C/  Le réseau peut  se voir  rapidement confier de nouvelles missions de premier accès aux soins, d’accompagnement du vieillissement et en matière de services à la personne

- Les effets et conséquences du choc démographique -général comme au sein des professions de santé- vont être brutaux : en termes  de compétences humaines,  de  ressources  territoriales  et d’engagements financiers. L’optimisation des conditions d’accueil, de conseil et d’orientation des différents points d’entrée dans le système de soins, comme de prise en charge des personnes dépendantes, va rapidement s’imposer.

- Dans ce contexte, les pharmaciens d’officine apparaissent être des acteurs  particulièrement  légitimes et  pertinents  pour se voir confier de nouvelles missions, de par leur formation, leur relation à la population, leur implantation, leur forte adhésion  passée aux réformes  engagées.

-  Ils souhaitent, pour leur part, un renforcement et un  approfondissement des évolutions déjà à l’œuvre. Elles ont déjà  prouvé leur pertinence dans les premières mesures en matière de coordination des soins et de prévention de santé publique. Très rapidement, le vieillissement  des populations, notamment rurales, va nécessiter leur disponibilité, proximité et expertise pour animer concrètement les moyens du maintien à domicile, en particulier quand il est lié à une pathologie lourde et / ou chronique. Le suivi des pathologies lourdes, en particulier dans les zones de faible densité médicale, ne pourra s’envisager sans y associer les pharmaciens d’officine : les progrès du monitorage médical ne supprimeront pas la nécessité de se rendre au lit du malade.

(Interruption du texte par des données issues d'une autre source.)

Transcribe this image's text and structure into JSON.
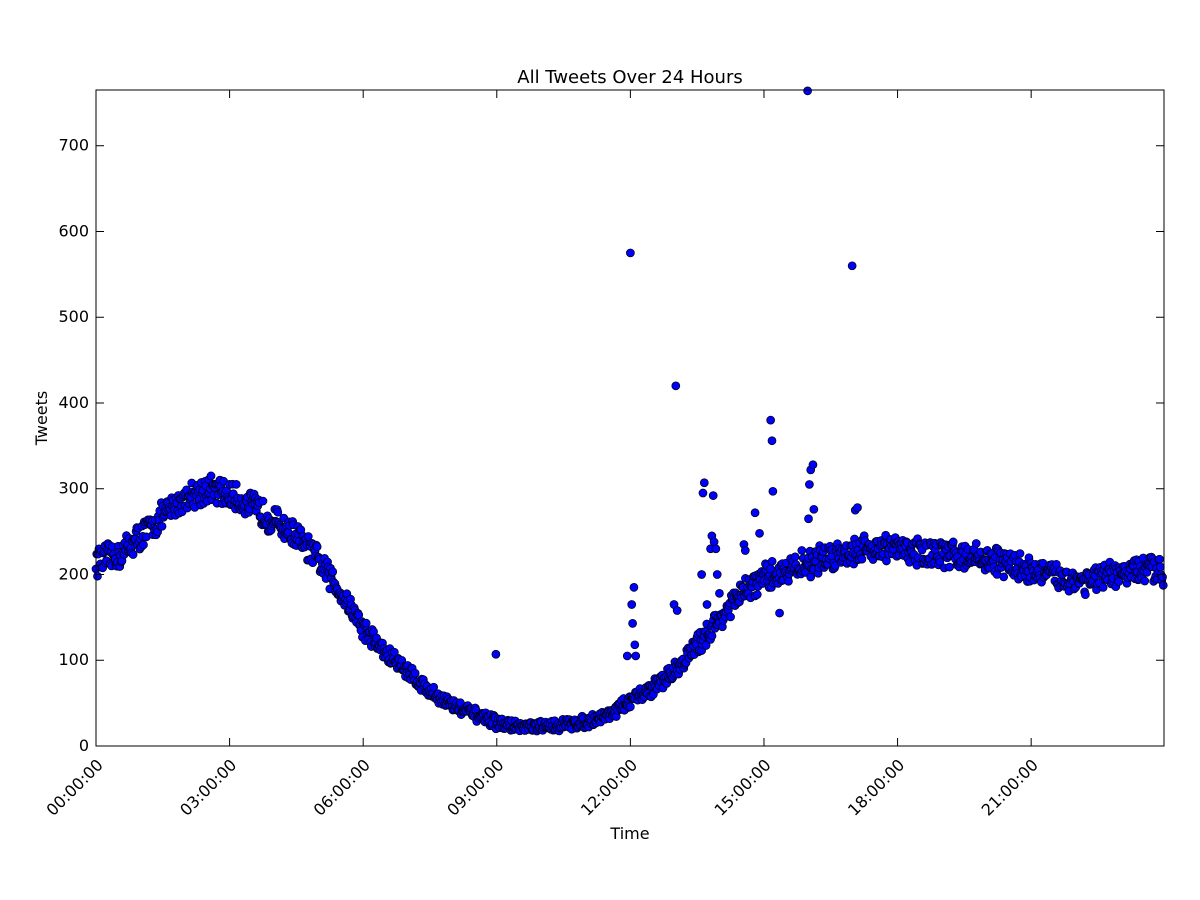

- Les pharmaciens souhaitent également se voir confier un rôle accru dans l’accompagnement thérapeutique. La mise en place de la « sortie de réserve hospitalière » s’est fondée sur une réflexion et un constat qui vont aussi s’imposer  pour des populations réclamant  un rapide accès au médicament et une aide permanente à la bonne observance du traitement.

- Symétriquement, les pharmaciens souhaitent, ici encore dans le prolongement des réflexions et réformes engagées, renforcer leur rôle de praticien de santé de premier recours, notamment pour la prise en charge des pathologies bénignes. Au même titre, il faut promouvoir une automédication maîtrisée à l’officine dans un souci de cohérence de traitement et selon une logique bien comprise de parcours de soin encadré.

- Enfin, les pharmaciens entendent jouer un rôle accru dans la bonne délivrance des services à la personne. Ici encore, l’ampleur du choc démographique et ses conséquences sur le dispositif de l’ Aide personnalisée à l’Autonomie (APA) ne pourra trouver de réponse sans une fonction de coordination territoriale entre les aspects sanitaires, sociaux et sociétaux (aide aux aidants, notamment) pour lesquels les pharmaciens d’officine disposent d’atouts sans équivalents. Il est urgent de veiller à la mise en application de ces principes dans les textes réglementaires et législatifs actuels et à venir.